Hash chain unaffected; only the JSONB payload shape changes. Older rows keep their pre-v1.9 shape.

Action constants and detail keys (v1.10.0)

Two new action constants land in v1.10.0:

  • ACTION_POS_CHECKOUT -- a counter sale is committed via POST /api/v1/pos/checkout. Creates a sales_orders row with status='SHIPPED', order_source='pos', order_type='sale'; decrements inventory.quantity_on_hand per line; caches the response body on sales_orders.cached_response_body for replay.
  • ACTION_POS_REFUND -- a counter sale is reversed via POST /api/v1/pos/refund. Creates a credit-memo sales_orders row with order_type='refund', parent_so_id pointing at the original; re-increments inventory.quantity_on_hand per line; marks the original SO refunded_at + refund_so_id.

Both rows carry entity_type='SO'. entity_id is the integer so_id of the SO the row attributes to: the freshly-created sale SO for POS_CHECKOUT, the freshly-created credit-memo SO for POS_REFUND. user_id is the wire-level cashier_id from the request body (the POS Service's own user-table id; never FK'd to users -- POS sales attribute to a cashier identity that lives outside Sentry). warehouse_id is the SO header warehouse.

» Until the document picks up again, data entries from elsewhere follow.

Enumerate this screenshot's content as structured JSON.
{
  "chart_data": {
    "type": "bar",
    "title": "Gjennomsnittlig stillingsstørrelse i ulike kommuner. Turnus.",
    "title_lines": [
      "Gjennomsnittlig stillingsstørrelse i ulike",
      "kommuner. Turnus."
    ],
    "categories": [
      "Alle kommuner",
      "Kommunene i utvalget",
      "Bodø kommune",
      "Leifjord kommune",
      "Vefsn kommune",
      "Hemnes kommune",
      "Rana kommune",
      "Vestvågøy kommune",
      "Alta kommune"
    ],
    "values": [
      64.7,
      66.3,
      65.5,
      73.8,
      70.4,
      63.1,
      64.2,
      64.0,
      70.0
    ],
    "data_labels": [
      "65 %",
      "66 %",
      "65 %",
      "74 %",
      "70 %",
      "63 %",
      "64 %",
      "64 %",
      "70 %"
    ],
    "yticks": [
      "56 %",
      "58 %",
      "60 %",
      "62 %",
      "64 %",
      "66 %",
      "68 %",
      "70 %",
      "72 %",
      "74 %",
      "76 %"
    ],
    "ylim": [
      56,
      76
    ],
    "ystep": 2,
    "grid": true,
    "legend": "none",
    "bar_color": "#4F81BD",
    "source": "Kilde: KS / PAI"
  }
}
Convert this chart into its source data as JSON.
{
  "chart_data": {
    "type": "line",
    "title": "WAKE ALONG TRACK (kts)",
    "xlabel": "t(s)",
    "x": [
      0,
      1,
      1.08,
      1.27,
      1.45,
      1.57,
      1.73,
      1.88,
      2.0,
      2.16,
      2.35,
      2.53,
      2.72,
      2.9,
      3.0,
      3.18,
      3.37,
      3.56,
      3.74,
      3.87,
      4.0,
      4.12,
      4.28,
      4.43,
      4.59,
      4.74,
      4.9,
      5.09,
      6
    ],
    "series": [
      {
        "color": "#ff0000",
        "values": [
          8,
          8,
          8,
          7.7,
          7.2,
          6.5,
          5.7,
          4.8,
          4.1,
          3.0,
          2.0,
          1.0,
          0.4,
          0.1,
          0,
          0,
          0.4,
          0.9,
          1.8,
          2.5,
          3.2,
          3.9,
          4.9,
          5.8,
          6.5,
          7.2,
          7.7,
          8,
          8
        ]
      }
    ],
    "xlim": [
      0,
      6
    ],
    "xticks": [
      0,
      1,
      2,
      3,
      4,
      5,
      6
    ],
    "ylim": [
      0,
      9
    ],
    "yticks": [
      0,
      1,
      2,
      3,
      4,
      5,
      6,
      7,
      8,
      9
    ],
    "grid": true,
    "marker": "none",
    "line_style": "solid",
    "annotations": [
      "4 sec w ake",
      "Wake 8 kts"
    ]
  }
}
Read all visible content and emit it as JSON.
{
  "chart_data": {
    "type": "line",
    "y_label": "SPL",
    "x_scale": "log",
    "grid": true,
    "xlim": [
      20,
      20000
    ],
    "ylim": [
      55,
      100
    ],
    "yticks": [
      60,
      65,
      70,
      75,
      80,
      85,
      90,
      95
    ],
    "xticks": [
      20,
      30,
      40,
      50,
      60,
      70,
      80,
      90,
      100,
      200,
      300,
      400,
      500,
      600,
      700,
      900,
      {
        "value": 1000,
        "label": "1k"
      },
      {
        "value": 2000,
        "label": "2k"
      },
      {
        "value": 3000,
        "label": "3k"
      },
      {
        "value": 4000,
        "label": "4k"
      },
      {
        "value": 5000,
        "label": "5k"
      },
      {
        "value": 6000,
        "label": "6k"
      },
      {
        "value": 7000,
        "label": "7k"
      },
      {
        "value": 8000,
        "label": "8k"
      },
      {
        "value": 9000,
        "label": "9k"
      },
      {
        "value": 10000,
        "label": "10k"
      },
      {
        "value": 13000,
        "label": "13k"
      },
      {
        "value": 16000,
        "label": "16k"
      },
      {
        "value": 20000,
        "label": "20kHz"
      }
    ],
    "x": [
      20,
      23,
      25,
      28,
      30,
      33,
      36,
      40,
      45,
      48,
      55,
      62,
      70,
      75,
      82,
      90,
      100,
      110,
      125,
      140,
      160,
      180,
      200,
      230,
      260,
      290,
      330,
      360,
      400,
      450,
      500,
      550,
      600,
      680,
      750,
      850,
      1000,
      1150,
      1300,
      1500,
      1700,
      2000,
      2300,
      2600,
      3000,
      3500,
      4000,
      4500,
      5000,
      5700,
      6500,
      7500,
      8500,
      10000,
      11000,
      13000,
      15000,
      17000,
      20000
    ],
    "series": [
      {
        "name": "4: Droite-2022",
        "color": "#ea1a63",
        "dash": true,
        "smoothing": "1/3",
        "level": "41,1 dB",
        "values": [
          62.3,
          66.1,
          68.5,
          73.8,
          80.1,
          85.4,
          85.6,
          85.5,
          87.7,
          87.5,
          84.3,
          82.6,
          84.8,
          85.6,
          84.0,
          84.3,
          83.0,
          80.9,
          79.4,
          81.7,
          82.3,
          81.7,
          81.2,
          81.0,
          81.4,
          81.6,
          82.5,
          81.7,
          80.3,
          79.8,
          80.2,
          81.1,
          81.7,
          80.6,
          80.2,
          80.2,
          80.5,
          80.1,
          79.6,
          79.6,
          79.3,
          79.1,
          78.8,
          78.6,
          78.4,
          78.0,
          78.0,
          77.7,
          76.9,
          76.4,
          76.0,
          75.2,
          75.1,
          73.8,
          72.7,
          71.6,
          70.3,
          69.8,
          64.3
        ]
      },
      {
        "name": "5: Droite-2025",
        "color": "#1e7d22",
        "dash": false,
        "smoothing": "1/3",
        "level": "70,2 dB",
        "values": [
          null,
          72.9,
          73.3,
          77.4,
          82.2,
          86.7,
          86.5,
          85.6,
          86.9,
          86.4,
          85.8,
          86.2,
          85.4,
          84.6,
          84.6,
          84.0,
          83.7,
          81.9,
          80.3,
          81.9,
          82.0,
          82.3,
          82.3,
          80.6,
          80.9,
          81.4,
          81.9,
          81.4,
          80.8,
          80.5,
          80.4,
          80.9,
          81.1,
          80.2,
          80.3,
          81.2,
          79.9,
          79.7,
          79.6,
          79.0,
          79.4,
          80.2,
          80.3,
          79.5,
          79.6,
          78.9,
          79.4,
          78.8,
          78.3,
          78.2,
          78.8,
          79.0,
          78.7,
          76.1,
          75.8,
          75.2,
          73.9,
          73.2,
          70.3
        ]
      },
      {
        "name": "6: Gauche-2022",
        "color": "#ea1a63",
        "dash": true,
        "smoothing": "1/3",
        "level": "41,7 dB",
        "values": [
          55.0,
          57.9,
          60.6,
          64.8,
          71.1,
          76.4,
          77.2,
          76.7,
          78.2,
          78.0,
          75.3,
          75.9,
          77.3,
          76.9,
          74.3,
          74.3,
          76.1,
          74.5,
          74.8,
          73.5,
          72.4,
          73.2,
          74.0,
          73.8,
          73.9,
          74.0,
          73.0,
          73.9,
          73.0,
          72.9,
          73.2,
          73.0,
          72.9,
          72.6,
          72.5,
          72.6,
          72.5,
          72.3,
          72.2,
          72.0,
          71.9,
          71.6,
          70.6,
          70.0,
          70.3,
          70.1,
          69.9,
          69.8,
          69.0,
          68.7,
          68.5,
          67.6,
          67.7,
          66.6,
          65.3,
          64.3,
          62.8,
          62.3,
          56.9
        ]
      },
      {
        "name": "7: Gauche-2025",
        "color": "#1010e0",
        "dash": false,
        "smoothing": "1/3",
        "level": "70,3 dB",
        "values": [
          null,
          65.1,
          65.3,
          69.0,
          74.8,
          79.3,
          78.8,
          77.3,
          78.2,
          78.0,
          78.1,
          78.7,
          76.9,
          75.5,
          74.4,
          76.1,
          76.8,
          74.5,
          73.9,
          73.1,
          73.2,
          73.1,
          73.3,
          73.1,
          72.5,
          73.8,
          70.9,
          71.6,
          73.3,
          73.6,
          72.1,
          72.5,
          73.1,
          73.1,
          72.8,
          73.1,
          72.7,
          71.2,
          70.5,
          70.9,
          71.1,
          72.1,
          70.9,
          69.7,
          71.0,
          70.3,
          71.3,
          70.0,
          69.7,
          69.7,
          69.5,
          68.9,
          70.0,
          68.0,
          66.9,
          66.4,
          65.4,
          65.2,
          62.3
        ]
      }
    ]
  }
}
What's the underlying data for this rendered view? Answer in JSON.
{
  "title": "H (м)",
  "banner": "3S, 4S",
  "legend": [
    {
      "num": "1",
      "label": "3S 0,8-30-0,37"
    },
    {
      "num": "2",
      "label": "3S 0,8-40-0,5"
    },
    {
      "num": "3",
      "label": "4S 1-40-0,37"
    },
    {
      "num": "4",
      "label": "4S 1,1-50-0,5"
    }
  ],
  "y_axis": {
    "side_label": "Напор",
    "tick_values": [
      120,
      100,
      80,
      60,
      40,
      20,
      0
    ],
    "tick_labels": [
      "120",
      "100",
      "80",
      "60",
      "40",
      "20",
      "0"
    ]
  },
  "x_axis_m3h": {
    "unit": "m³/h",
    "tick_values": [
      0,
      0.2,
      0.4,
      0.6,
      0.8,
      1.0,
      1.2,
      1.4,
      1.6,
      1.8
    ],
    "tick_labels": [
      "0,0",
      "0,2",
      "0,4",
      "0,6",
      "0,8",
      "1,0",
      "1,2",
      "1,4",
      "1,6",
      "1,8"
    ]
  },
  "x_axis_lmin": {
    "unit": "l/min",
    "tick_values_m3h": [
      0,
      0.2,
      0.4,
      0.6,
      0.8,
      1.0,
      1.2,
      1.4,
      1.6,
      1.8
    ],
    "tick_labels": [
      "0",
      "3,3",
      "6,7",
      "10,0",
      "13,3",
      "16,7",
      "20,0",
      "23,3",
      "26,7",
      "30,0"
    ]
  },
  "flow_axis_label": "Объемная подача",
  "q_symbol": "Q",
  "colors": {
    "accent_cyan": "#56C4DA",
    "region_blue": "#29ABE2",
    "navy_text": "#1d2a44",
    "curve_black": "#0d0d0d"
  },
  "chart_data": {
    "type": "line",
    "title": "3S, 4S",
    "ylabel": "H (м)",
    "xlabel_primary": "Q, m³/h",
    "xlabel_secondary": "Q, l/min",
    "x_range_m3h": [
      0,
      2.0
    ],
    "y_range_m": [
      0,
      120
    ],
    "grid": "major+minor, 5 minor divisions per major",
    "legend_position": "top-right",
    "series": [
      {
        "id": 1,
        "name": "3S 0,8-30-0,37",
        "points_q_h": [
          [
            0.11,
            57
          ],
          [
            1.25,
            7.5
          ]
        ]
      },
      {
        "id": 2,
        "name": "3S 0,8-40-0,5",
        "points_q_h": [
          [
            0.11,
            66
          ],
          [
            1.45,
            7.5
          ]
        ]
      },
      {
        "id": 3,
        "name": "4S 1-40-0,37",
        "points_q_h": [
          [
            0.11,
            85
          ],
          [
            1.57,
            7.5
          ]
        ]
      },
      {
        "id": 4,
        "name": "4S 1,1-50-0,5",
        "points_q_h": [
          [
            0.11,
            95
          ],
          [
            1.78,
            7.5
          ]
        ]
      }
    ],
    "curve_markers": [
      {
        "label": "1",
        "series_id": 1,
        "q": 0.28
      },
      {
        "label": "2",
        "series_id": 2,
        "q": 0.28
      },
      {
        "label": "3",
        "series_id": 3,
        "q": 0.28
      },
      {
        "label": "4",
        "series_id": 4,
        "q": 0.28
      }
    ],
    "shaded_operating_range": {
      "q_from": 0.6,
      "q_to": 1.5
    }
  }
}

details JSONB shape per row:

  • POS_CHECKOUT: idempotency_key, external_txn_ref (the Windcave DpsTxnRef or cash sale reference), terminal_id, so_number, total_cents, payment_method (card or cash), header_warehouse (the warehouse_code), and lines: [{sku, warehouse_id, bin_id, quantity, unit_price_cents, tax_cents, line_total_cents}]. Pricing fields live only in the audit details; sales_order_lines carries no per-line price columns in v1.10. The refund route reads this audit row to recover the original allocation locations for the re-increment step.
  • POS_REFUND: idempotency_key, external_refund_ref (the refund leg's payment reference), original_external_txn_ref (the original sale's reference, captured for forensic cross-check), original_so_id (the original sale's so_number), refund_so_number (the credit-memo's so_number), terminal_id, total_cents, payment_method, and lines (the original sale's line locations, copied verbatim from the original POS_CHECKOUT row's details so the refund's audit entry is self-contained).

Hash chain extends through every new write; verify_audit_log_chain() continues to pass with the additions.